2016 yılında hayatını kaybeden Türk sinemasının önemli yüzlerinden olan Tarık Akan’ın eşi Acun Günay’ın vefatı, sanat camiasında derin bir üzüntüye yol açtı. Acun Günay, Nazım Hikmet Vakfı’nın Danışma Kurulu üyesi olarak tanınıyordu. Son günlerde meydana gelen bu olay, onun yakın çevresi ve sevenleri için büyük bir kayıp olarak değerlendirildi.
Nazım Hikmet Vakfı, Acun Günay’ın vefatını sosyal medya hesapları aracılığıyla duyurdu. Yayımlanan açıklamada, “Danışma Kurulu üyemiz ve değerli dostumuz Acun Günay’ı kaybetmenin derin üzüntüsünü yaşıyoruz” denildi.

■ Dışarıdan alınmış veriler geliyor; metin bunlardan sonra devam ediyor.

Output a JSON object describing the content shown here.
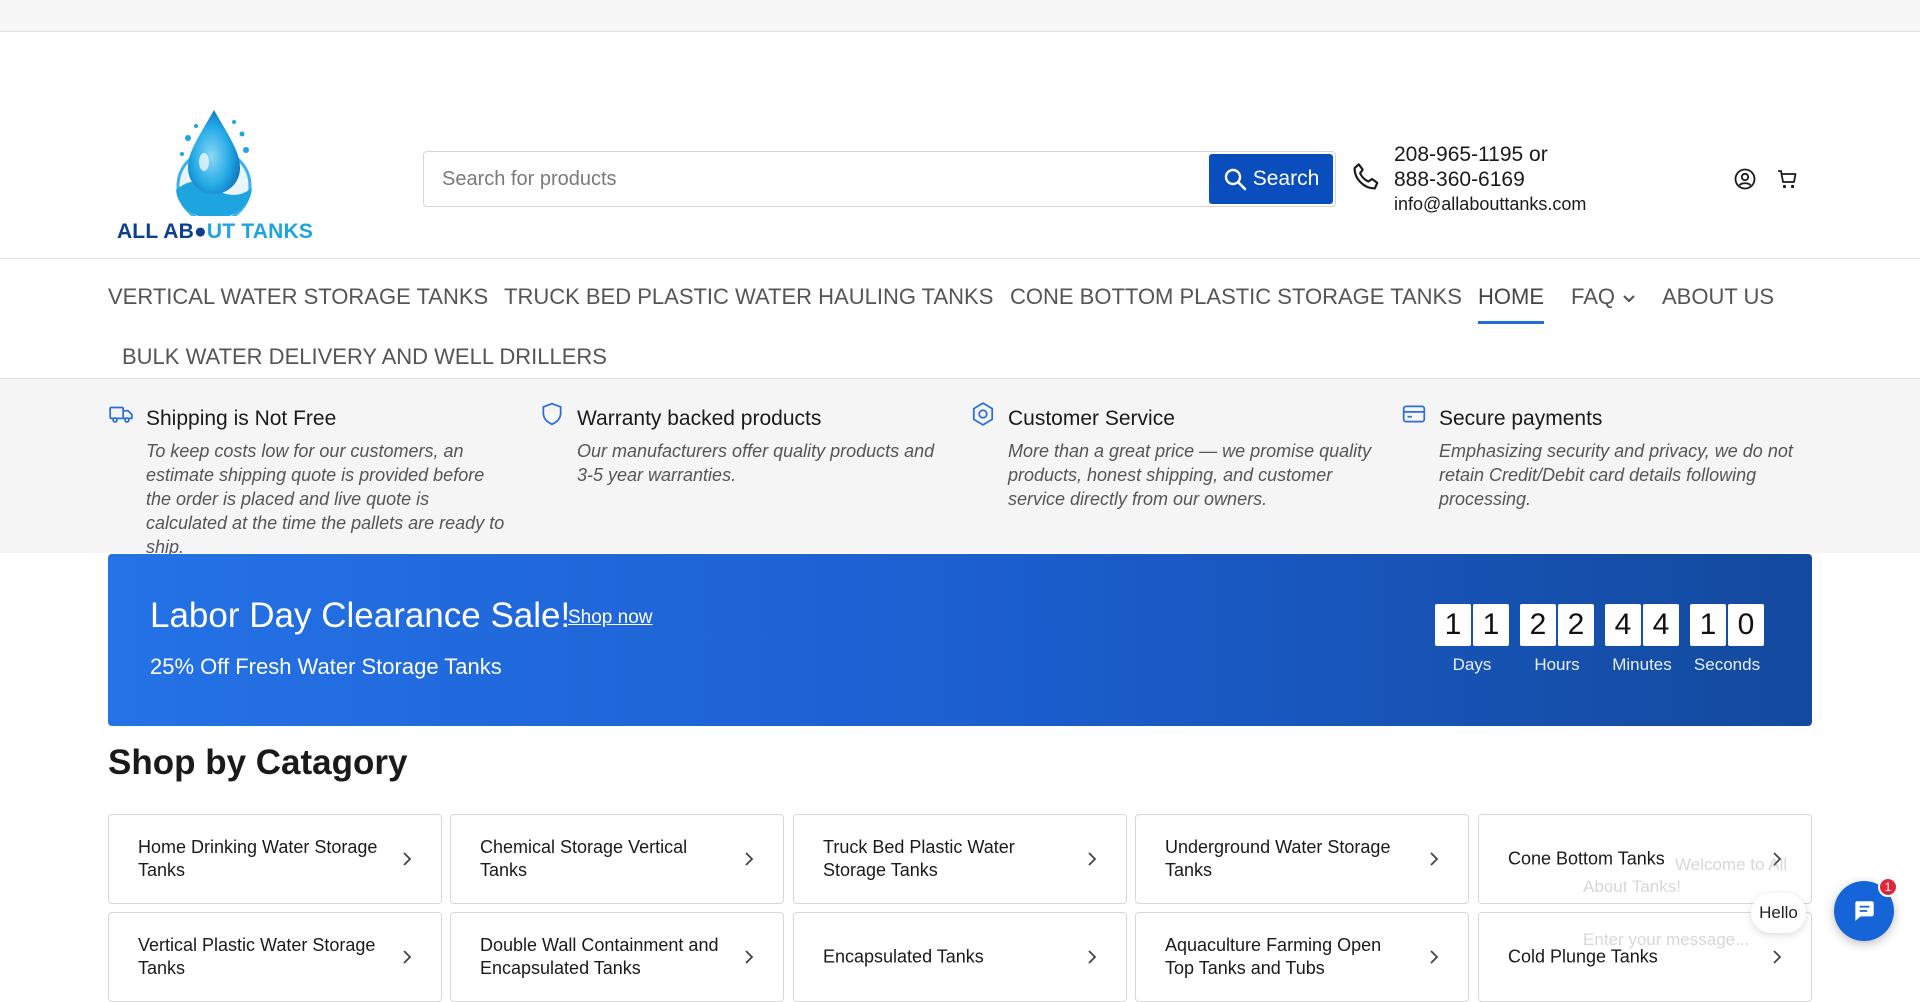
{
  "brand": {
    "logo_text_part1": "ALL AB",
    "logo_text_part2": "UT TANKS",
    "colors": {
      "dark_blue": "#0d3f8f",
      "light_blue": "#1ea5e0",
      "primary": "#0a4ebd",
      "accent_underline": "#1e6fd9"
    }
  },
  "search": {
    "placeholder": "Search for products",
    "button_label": "Search",
    "icon": "search-icon"
  },
  "contact": {
    "phone_line1": "208-965-1195 or",
    "phone_line2": "888-360-6169",
    "email": "info@allabouttanks.com",
    "icon": "phone-icon"
  },
  "header_icons": {
    "account": "account-icon",
    "cart": "cart-icon"
  },
  "nav": {
    "items": [
      {
        "label": "VERTICAL WATER STORAGE TANKS"
      },
      {
        "label": "TRUCK BED PLASTIC WATER HAULING TANKS"
      },
      {
        "label": "CONE BOTTOM PLASTIC STORAGE TANKS"
      },
      {
        "label": "HOME",
        "active": true
      },
      {
        "label": "FAQ",
        "has_dropdown": true
      },
      {
        "label": "ABOUT US"
      },
      {
        "label": "BULK WATER DELIVERY AND WELL DRILLERS"
      }
    ]
  },
  "features": [
    {
      "icon": "truck-icon",
      "title": "Shipping is Not Free",
      "text": "To keep costs low for our customers, an estimate shipping quote is provided before the order is placed and live quote is calculated at the time the pallets are ready to ship."
    },
    {
      "icon": "shield-icon",
      "title": "Warranty backed products",
      "text": "Our manufacturers offer quality products and 3-5 year warranties."
    },
    {
      "icon": "service-badge-icon",
      "title": "Customer Service",
      "text": "More than a great price — we promise quality products, honest shipping, and customer service directly from our owners."
    },
    {
      "icon": "credit-card-icon",
      "title": "Secure payments",
      "text": "Emphasizing security and privacy, we do not retain Credit/Debit card details following processing."
    }
  ],
  "sale": {
    "title": "Labor Day Clearance Sale!",
    "link_label": "Shop now",
    "subtitle": "25% Off Fresh Water Storage Tanks",
    "countdown": {
      "days": [
        "1",
        "1"
      ],
      "days_label": "Days",
      "hours": [
        "2",
        "2"
      ],
      "hours_label": "Hours",
      "minutes": [
        "4",
        "4"
      ],
      "minutes_label": "Minutes",
      "seconds": [
        "1",
        "0"
      ],
      "seconds_label": "Seconds"
    }
  },
  "categories": {
    "title": "Shop by Catagory",
    "items": [
      "Home Drinking Water Storage Tanks",
      "Chemical Storage Vertical Tanks",
      "Truck Bed Plastic Water Storage Tanks",
      "Underground Water Storage Tanks",
      "Cone Bottom Tanks",
      "Vertical Plastic Water Storage Tanks",
      "Double Wall Containment and Encapsulated Tanks",
      "Encapsulated Tanks",
      "Aquaculture Farming Open Top Tanks and Tubs",
      "Cold Plunge Tanks"
    ]
  },
  "chat": {
    "bubble_text": "Hello",
    "badge_count": "1",
    "ghost_welcome_line1": "Welcome to All",
    "ghost_welcome_line2": "About Tanks!",
    "ghost_input_placeholder": "Enter your message..."
  }
}
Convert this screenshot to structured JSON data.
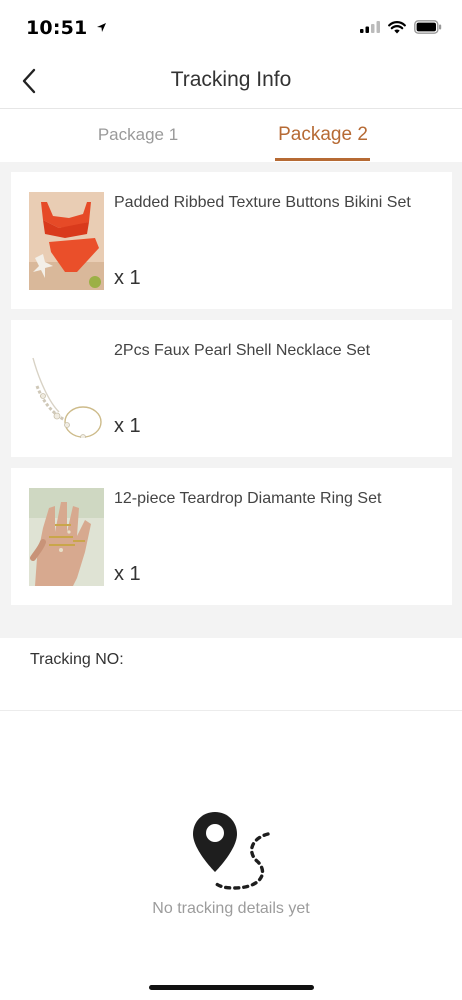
{
  "status_bar": {
    "time": "10:51",
    "icons": [
      "location-arrow-icon",
      "signal-icon",
      "wifi-icon",
      "battery-icon"
    ]
  },
  "header": {
    "title": "Tracking Info",
    "back_icon": "chevron-left-icon"
  },
  "tabs": [
    {
      "label": "Package 1",
      "active": false
    },
    {
      "label": "Package 2",
      "active": true
    }
  ],
  "accent_color": "#b66a34",
  "items": [
    {
      "title": "Padded Ribbed Texture Buttons Bikini Set",
      "quantity": "x 1",
      "image": "red-bikini-photo"
    },
    {
      "title": "2Pcs Faux Pearl Shell Necklace Set",
      "quantity": "x 1",
      "image": "shell-necklace-photo"
    },
    {
      "title": "12-piece Teardrop Diamante Ring Set",
      "quantity": "x 1",
      "image": "ring-set-photo"
    }
  ],
  "tracking": {
    "label": "Tracking NO:",
    "number": ""
  },
  "empty_state": {
    "icon": "map-pin-route-icon",
    "message": "No tracking details yet"
  }
}
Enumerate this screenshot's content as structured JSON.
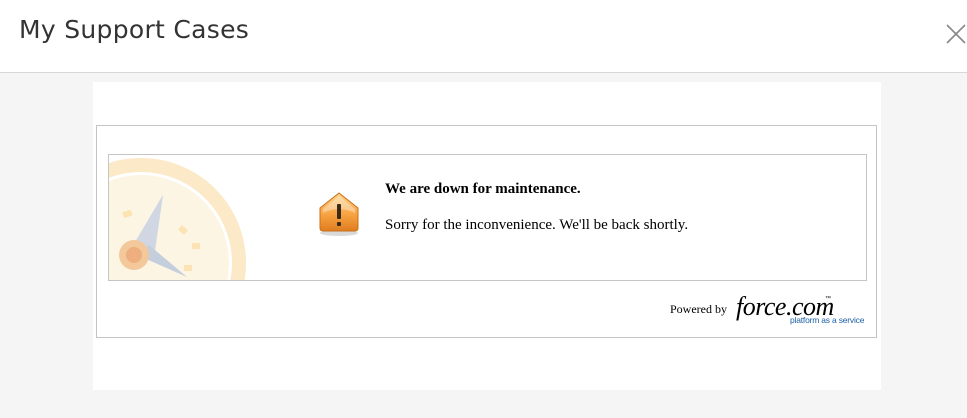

Bu ifadenin ardından, Acun Günay’ın “büyük aşkıyla buluştuğu” vurgulanarak, dostlarının duyduğu kaybın ne denli büyük olduğu dile getirildi.
“Çok zor geçiyor günler”
Acun Günay, 2022 yılında eşi Tarık Akan’ı kaybettikten sonra yaşadığı duygusal zorlukları dile getirmişti. O dönem yaptığı açıklamada, “Hayat devam eder diyorlar ama etmiyor işte. Sadece nefes alıyorum… Çok zor geçiyor günler. Zaman ilaçtır diyorlar ama değil.” dedi. Yaşadığı kaybın derin etkisini ifade eden Günay, “Sanki dün kaybetmiş gibiyim onu. Her şeyimmiş meğer. Gün geçtikçe acı hiç eksilmiyor, hep artıyor. Çok zor…” sözleriyle acısını gözler önüne sermişti.
Acun Günay kimdir?
Acun Günay, 1949 doğumlu bir sanatçıydı ve Tarık Akan ile uzun yıllar süren bir evlilik yaşamıştı. Eşiyle olan ilişkisi, sanat dünyasında sıkça gündeme gelen bir konu olmuştur. Aynı zamanda Nazım Hikmet Vakfı’nın Danışma Kurulu’nda yer alan Acun Günay, vakfa olan katkılarıyla da tanınan bir isim olarak dikkat çekiyordu. Tarık Akan’ın vefatının ardından, Günay yıllarca süren bir yas süreci yaşadı. Onun hayatının büyük bir kısmı, Türk sinemasının önemli bir figürüyle geçmişti ve bu nedenle yaşadığı kaybın etkileri uzun süre devam etti.
Acun Günay’ın vefatında, onun yalnızca bir sanatçı eşi değil, aynı zamanda sanat ve edebiyat dünyasına katkıda bulunan bir isim olması da göz önüne alınmalıdır. Onun kaybı, Nazım Hikmet Vakfı için de büyük bir kayıptır ve sanat camiasında yankı bulmuştur. 2023 yılı itibarıyla, bu tür kayıplar bizlere hayatın ne denli kıymetli olduğunu bir kez daha hatırlatırken, sanat dünyasının önemli isimlerinin yerini dolduramayacak kadar özel olduğunu da göstermektedir.